Google is finally killing off Chrome apps, which nobody really used anyhow

You probably don’t need to worry about the death of Chrome apps messing up your browsing experience too much. At this point, most apps on the web are just regular web apps, which is why you’ll be able to keep using Pocket without issue in much the same way by navigating to https://getpocket.com/. In rarer cases, you might also be using Progressive Web Apps, which are basically websites that are cached to your device so they can have some offline functionality and be launched like an app. Some Chrome apps you have installed may already redirect to websites, like many of Google’s apps. And Chrome extensions are also different from Chrome apps, and those will keep working just fine.

There’s a pretty decent chance you’re not using any real Chrome apps at all, even if you use web apps all the time. When Google first announced all the way back in 2016 that it would end support for Chrome apps on Windows, macOS, and Linux, it said approximately one percent of users on those platforms were actively using packaged Chrome apps. That was nearly four years ago, and web developers have moved on.

If you do use Chrome apps, they will stop working much sooner on Windows, macOS, or Linux than they will on Chrome OS. Here’s Google’s timeline:

March 2020: Chrome Web Store will stop accepting new Chrome Apps. Developers will be able to update existing Chrome Apps through June 2022.

June 2020: End support for Chrome Apps on Windows, Mac, and Linux. Customers who have Chrome Enterprise and Chrome Education Upgrade will have access to a policy to extend support through December 2020.

December 2020: End support for Chrome Apps on Windows, Mac, and Linux.

June 2021: End support for NaCl, PNaCl, and PPAPI APIs.

June 2021: End support for Chrome Apps on Chrome OS. Customers who have Chrome Enterprise and Chrome Education Upgrade will have access to a policy to extend support through June 2022.

June 2022: End support for Chrome Apps on Chrome OS for all customers.

To break that down a bit:

  • At some point in June 2020, Chrome apps will stop working on Windows, macOS, and Linux, unless you have Chrome Enterprise or Chrome Education Upgrade, which lets you use Chrome apps for six more months.
  • If you’re on Chrome OS, Chrome apps will work until June 2021. Again, if you have Chrome Enterprise or Chrome Education Upgrade, Google says you can use Chrome apps for an additional year.

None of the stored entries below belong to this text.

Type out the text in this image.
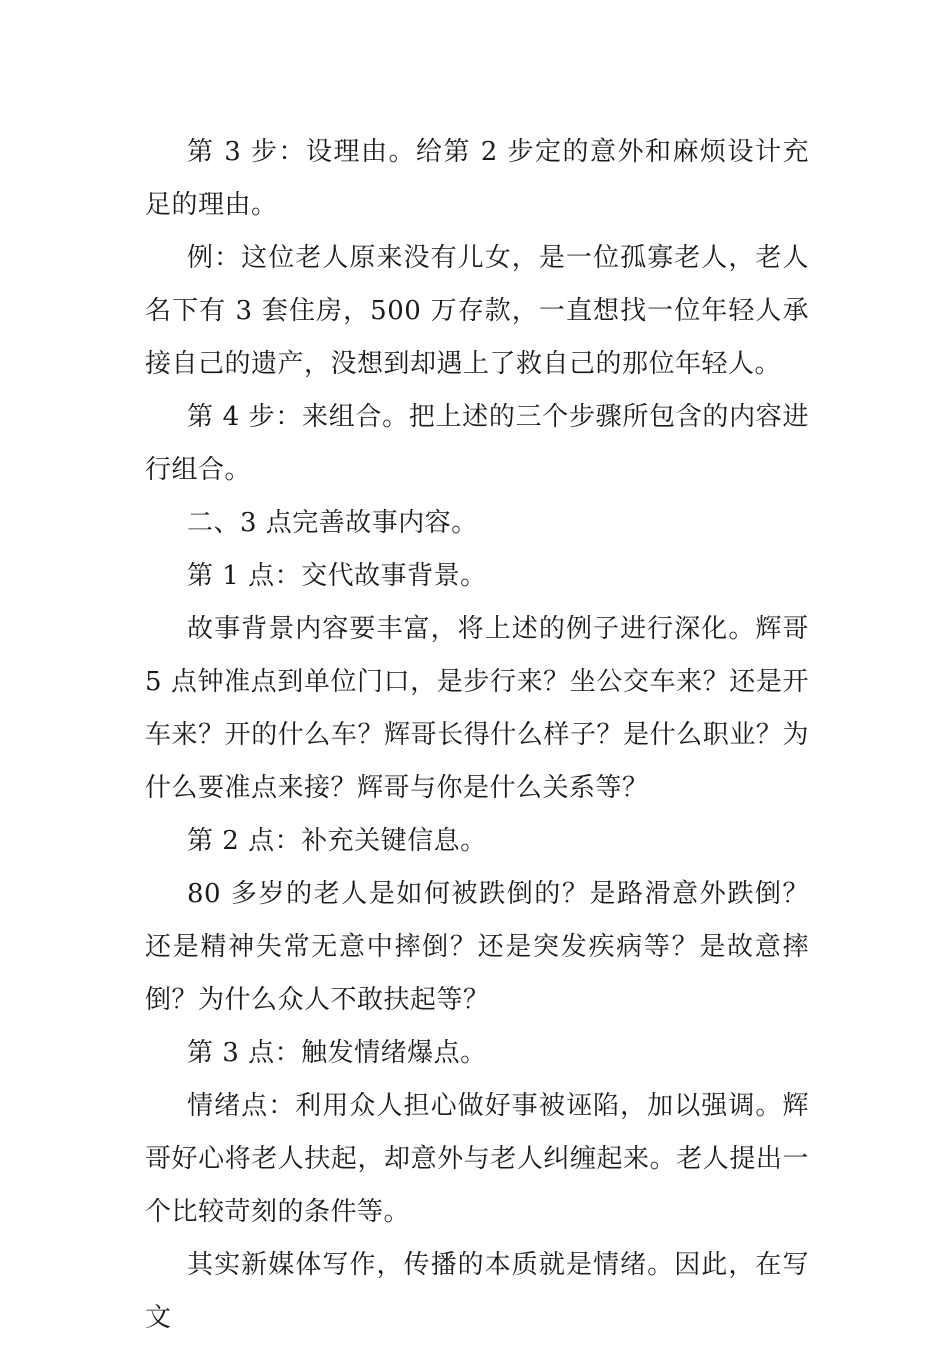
第 3 步：设理由。给第 2 步定的意外和麻烦设计充足的理由。

例：这位老人原来没有儿女，是一位孤寡老人，老人名下有 3 套住房，500 万存款，一直想找一位年轻人承接自己的遗产，没想到却遇上了救自己的那位年轻人。

第 4 步：来组合。把上述的三个步骤所包含的内容进行组合。

二、3 点完善故事内容。

第 1 点：交代故事背景。

故事背景内容要丰富，将上述的例子进行深化。辉哥 5 点钟准点到单位门口，是步行来？坐公交车来？还是开车来？开的什么车？辉哥长得什么样子？是什么职业？为什么要准点来接？辉哥与你是什么关系等？

第 2 点：补充关键信息。

80 多岁的老人是如何被跌倒的？是路滑意外跌倒？还是精神失常无意中摔倒？还是突发疾病等？是故意摔倒？为什么众人不敢扶起等？

第 3 点：触发情绪爆点。

情绪点：利用众人担心做好事被诬陷，加以强调。辉哥好心将老人扶起，却意外与老人纠缠起来。老人提出一个比较苛刻的条件等。

其实新媒体写作，传播的本质就是情绪。因此，在写文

Originally, Chrome apps were supposed to stop working on Windows, macOS, and Linux in early 2018, but in December 2017, when Google removed the Chrome apps section from the Chrome Web Store, it pushed that early 2018 deadline to an unspecified date in the future. Now, more than three years later, we finally know when Chrome apps won’t work on those platforms — and when they won’t work on any platform at all.